The Northrop Grumman team foresees the greatest need for a smaller 120-passenger aircraft that is tailored for shorter runways in order to help expand capacity and reduce delays. The team describes its Silent Efficient Low Emissions Commercial Transport, or SELECT, concept as “revolutionary in its performance, if not in its appearance.” Ceramic composites, nanotechnology and shape memory alloys figure prominently in the airframe and ultra high bypass ratio propulsion system construction. The aircraft delivers on environmental and operational goals in large part by using smaller airports, with runways as short as 5,000 feet, for a wider geographic distribution of air traffic.

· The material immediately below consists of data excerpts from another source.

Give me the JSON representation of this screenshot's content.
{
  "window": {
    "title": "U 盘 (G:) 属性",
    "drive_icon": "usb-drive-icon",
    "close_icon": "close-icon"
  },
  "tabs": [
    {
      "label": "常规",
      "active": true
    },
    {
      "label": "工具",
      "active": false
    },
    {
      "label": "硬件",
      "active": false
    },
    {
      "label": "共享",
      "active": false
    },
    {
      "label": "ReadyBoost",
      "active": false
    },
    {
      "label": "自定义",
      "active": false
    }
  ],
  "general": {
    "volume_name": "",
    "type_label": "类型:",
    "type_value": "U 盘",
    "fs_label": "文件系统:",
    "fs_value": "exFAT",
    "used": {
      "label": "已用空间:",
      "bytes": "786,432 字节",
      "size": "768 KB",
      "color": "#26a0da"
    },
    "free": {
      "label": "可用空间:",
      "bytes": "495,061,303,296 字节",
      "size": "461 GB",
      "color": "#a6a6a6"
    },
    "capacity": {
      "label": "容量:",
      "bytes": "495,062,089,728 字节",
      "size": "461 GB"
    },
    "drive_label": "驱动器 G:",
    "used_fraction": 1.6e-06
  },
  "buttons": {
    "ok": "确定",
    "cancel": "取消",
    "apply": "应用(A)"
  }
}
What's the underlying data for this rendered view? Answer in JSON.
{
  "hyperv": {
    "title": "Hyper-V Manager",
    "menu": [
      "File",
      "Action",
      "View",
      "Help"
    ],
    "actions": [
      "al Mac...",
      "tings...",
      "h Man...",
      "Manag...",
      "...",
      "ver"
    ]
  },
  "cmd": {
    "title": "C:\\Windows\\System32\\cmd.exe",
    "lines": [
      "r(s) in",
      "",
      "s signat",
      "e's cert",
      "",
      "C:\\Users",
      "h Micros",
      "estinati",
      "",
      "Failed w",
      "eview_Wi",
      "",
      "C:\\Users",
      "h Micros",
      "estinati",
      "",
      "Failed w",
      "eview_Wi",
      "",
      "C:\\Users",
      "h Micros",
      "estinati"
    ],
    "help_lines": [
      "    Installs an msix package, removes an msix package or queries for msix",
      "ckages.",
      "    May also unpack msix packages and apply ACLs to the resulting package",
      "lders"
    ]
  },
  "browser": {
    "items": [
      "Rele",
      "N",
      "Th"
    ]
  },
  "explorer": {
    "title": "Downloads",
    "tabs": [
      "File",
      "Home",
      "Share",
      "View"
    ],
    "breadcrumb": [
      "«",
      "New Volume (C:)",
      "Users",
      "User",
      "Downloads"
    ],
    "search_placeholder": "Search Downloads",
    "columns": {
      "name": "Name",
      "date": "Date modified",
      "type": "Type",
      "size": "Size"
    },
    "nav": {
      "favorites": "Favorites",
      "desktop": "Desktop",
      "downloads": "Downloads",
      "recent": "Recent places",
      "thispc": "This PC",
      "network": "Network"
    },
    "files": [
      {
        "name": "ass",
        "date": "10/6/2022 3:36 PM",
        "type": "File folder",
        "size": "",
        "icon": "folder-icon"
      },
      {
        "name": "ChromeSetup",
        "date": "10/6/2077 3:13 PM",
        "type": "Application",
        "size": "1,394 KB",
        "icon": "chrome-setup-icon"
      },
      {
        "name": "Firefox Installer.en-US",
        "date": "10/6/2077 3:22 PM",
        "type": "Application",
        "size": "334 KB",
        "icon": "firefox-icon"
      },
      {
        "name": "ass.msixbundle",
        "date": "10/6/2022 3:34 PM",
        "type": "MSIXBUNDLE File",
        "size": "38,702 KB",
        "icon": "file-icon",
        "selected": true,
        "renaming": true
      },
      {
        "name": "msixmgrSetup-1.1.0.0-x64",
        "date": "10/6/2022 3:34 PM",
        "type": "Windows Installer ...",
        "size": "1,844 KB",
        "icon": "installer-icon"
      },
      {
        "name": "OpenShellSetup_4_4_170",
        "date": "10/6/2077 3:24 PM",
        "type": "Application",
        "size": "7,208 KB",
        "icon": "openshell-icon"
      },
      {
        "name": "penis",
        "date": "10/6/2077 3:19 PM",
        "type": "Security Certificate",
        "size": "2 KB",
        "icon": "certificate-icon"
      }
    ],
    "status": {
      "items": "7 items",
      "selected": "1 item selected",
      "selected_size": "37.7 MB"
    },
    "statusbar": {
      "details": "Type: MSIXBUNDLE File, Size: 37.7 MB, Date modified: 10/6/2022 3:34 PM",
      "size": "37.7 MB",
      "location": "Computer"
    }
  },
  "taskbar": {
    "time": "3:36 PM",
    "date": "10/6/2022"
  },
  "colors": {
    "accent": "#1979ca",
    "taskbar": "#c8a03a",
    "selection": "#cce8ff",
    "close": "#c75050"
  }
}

The Boeing Company’s Subsonic Ultra Green Aircraft Research, or SUGAR, team examined five concepts. The team’s preferred concept, the SUGAR Volt, is a twin-engine aircraft with hybrid propulsion technology, a tube-shaped body and a truss-braced wing mounted to the top. Compared to the typical wing used today, the SUGAR Volt wing is longer from tip to tip, shorter from leading edge to trailing edge, and has less sweep. It also may include hinges to fold the wings while parked close together at airport gates. Projected advances in battery technology enable a unique, hybrid turbo-electric propulsion system. The aircraft’s engines could use both fuel to burn in the engine’s core, and electricity to turn the turbofan when the core is powered down.
NASA’s goals for a 2030-era aircraft, compared with an aircraft entering service today, are:
- A 71-decibel reduction below current Federal Aviation Administration noise standards, which aim to contain objectionable noise within airport boundaries.
- A greater than 75 percent reduction on the International Civil Aviation Organization’s Committee on Aviation Environmental Protection Sixth Meeting, or CAEP/6, standard for nitrogen oxide emissions, which aims to improve air quality around airports.
- A greater than 70 percent reduction in fuel burn performance, which could reduce greenhouse gas emissions and the cost of air travel.
- The ability to exploit metroplex concepts that enable optimal use of runways at multiple airports within metropolitan areas, as a means of reducing air traffic congestion and delays.